The Ups And Downs of Controlling Blood Pressure

blood-pressure-1HYANNIS – Blood pressure has long been called “the silent killer” because it typically has no symptoms until after it has done significant damage to the heart and arteries. The Centers for Disease Control and Prevention estimate that one-third of the adults living in the United States have high blood pressure. Only half of them actually have it under control and many more don’t even know they suffer from hypertension.

Cardiologist Lawrence McAuliffe, MD, of Cape Cod Healthcare Cardiovascular Center in Hyannis said that blood pressure is a particularly insidious problem that is hard to treat if people aren’t willing to change their lifestyles. The new American Heart Association guidelines that suggest maintaining a blood pressure of 120/80 have made this even more difficult, he said.

“Sometimes the amount of drug, and often drugs, plural, that you have to administer to achieve those goals is daunting,” Dr. McAuliffe said. “If someone is taking two and not uncommonly three medications for their blood pressure, they’re popping 10, 12, 15 pills and if they have other medical conditions 20 pills a day. They become a slave to their medications.”

As important as it is to take the medication, patients are often not compliant because of issues of medication side effects, the inconvenience of taking multiple pills and the high costs of prescriptions, he said.

Side effects, in particular, are a very common reason for non-compliance in patients, said Dr. McAuliffe. The side effects of most blood pressure medications are a function of what the medicine is supposed to be doing, such as diuretics, which can cause a dry mouth or increased frequency of urination.

“It’s like the commercials you see on television; drug A is great for this condition and now we’re are going to spend 55 seconds of our minute telling you about all the contraindications and side effects this medicine can cause,” he said. “The rule of thumb is that the treatment shouldn’t be worse than the condition, but sometimes as we attempt to control blood pressure, the side effects from the treatment becomes our biggest enemy.”

Minimizing Side Effects

One of the ways that doctors try to minimize side effects from blood pressure medicines is to prescribe low doses of several different blood pressure medications that each work in a slightly different way. Dr. McAuliffe said the process is a little like Prince Charming finding Cinderella.

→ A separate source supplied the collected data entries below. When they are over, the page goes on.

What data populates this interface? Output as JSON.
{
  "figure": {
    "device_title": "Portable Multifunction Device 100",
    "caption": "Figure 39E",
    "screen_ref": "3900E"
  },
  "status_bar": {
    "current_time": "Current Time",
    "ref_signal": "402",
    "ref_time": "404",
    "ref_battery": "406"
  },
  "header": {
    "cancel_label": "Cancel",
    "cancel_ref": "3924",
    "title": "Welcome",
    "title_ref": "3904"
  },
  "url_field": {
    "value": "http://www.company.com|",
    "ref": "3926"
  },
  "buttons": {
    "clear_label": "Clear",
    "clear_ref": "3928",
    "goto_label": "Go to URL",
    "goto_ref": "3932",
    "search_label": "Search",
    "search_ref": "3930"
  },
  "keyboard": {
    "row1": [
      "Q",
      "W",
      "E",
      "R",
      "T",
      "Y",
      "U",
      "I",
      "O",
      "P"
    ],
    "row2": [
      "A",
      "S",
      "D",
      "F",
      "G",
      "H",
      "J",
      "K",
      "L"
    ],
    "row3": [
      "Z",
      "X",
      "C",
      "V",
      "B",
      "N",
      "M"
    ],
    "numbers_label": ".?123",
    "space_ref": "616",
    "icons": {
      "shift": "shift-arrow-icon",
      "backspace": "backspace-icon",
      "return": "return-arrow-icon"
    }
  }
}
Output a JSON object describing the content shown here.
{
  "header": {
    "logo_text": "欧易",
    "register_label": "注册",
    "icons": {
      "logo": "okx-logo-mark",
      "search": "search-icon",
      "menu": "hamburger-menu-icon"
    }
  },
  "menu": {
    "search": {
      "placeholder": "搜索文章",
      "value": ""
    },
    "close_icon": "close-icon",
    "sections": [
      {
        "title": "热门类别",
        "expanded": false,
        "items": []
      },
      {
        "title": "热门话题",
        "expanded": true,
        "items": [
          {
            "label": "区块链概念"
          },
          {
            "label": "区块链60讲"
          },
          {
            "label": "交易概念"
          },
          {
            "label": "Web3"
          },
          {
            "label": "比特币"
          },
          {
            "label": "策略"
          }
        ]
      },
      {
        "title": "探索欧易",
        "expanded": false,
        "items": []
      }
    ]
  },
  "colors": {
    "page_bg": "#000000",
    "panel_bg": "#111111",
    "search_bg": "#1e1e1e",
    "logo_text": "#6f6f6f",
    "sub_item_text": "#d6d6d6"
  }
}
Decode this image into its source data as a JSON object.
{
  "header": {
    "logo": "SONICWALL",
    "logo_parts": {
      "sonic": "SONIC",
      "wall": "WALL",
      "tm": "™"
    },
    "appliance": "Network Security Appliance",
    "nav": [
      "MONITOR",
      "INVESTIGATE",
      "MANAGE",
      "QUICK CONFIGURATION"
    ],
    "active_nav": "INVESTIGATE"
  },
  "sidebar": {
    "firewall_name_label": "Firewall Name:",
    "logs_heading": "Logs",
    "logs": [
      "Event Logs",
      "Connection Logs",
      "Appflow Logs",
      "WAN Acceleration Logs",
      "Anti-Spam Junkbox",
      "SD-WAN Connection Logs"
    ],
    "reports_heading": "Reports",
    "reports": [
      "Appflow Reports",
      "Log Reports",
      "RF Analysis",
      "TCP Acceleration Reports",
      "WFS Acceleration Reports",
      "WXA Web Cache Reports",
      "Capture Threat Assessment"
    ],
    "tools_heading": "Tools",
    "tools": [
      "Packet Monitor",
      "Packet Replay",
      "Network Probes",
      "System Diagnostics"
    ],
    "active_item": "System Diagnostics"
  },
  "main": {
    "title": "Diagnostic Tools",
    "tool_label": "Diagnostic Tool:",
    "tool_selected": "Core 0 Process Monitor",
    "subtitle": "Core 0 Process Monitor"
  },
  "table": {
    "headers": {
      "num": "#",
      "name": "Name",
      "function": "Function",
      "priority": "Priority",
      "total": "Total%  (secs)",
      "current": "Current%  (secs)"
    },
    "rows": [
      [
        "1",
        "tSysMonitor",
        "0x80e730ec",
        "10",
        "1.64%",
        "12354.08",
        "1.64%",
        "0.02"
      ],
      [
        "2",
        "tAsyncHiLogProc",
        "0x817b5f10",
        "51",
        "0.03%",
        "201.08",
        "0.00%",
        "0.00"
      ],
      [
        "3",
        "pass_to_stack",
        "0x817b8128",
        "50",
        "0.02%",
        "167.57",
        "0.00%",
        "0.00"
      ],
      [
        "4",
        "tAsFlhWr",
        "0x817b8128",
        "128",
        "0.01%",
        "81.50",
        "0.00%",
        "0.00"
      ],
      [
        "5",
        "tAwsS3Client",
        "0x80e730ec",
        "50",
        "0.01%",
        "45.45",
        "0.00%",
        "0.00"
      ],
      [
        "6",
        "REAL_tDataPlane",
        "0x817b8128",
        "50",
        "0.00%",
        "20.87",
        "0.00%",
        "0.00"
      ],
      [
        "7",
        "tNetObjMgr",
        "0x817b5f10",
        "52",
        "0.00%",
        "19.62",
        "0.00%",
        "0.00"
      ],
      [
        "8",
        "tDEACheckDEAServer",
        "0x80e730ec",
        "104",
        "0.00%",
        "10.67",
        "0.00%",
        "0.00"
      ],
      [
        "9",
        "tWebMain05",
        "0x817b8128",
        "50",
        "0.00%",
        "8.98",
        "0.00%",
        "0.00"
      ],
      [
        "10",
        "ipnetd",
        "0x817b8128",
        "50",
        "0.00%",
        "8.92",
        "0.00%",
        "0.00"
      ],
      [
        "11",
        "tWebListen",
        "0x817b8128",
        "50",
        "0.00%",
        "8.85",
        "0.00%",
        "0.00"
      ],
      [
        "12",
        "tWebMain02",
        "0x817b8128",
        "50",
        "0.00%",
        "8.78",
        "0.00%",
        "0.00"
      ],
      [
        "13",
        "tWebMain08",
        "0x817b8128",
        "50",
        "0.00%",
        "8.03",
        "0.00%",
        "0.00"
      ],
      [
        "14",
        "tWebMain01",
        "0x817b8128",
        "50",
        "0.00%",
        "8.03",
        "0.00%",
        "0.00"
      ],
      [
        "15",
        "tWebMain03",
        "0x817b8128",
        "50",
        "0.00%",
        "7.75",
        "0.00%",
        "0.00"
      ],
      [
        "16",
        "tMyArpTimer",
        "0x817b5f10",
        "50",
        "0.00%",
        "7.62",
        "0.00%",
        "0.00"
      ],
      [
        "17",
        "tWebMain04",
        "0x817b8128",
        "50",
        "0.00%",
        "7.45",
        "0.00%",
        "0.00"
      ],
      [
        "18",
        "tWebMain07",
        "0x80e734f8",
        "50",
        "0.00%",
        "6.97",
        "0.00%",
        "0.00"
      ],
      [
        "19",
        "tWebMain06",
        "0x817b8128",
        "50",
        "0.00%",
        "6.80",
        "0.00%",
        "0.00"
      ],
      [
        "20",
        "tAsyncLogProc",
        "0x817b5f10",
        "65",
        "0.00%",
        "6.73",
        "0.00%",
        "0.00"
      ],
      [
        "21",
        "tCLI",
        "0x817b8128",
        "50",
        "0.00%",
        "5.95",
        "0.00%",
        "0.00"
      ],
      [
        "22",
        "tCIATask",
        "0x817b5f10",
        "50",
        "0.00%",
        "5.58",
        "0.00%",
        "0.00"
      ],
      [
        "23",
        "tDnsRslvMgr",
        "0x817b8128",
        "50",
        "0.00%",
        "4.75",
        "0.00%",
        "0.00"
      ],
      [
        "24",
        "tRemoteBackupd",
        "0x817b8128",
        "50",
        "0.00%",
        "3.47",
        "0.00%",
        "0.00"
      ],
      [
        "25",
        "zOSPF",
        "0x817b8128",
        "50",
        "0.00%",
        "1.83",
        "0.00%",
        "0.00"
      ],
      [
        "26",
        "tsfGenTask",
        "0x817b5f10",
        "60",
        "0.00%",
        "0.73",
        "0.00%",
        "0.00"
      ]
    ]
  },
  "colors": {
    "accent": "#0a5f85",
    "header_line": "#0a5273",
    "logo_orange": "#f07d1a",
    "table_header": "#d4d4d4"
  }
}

“You have to find the right shoe for the right fit,” he said. “You have to find the right medicine or combination of medicines to treat blood pressure. There are nuances in treating blood pressure where you’ll choose one or another agent. Since each medicine works at a different site, sometimes you can get a very good result and lack of side effects using lower doses of two or three medicines rather than mega-doses of one.”

Adopting a heart-healthy lifestyle of eating less salt and more fruits and vegetables, exercising daily and not smoking helps keep blood pressure under control, but some people will still need to take medication or they risk developing heart disease or having a stroke. High blood pressure is the number one cause of strokes and needs to be taken seriously, warned Dr. McAuliffe.

Reducing stress also plays a part in reducing blood pressure. When our bodies are under constant physical or emotional stress, it triggers the fight or flight response of the sympathetic nervous system. That releases adrenaline which causes a constriction of blood vessels which then makes our heart rate go up and causes our blood pressure to rise.

“If you go for a job interview or have to give a speech, those are short-term expected sorts of things,” Dr. McAuliffe said. “But if you have a cranky boss or you’re in a difficult relationship or you have to meet deadlines regularly, the constant stress and the constant barrage of that adrenaline can have a deleterious effect.”

Compliance with medication is very important, but other factors can help keep the numbers down too, said Dr. McAuliffe. One of the easiest ways to relieve stress and control blood pressure is to exercise at least 30 minutes a day. It not only is healthy for your heart, but also your brain.

“In exercise you can measure the endorphins, which make you feel better, more content, and put you in your happy place.”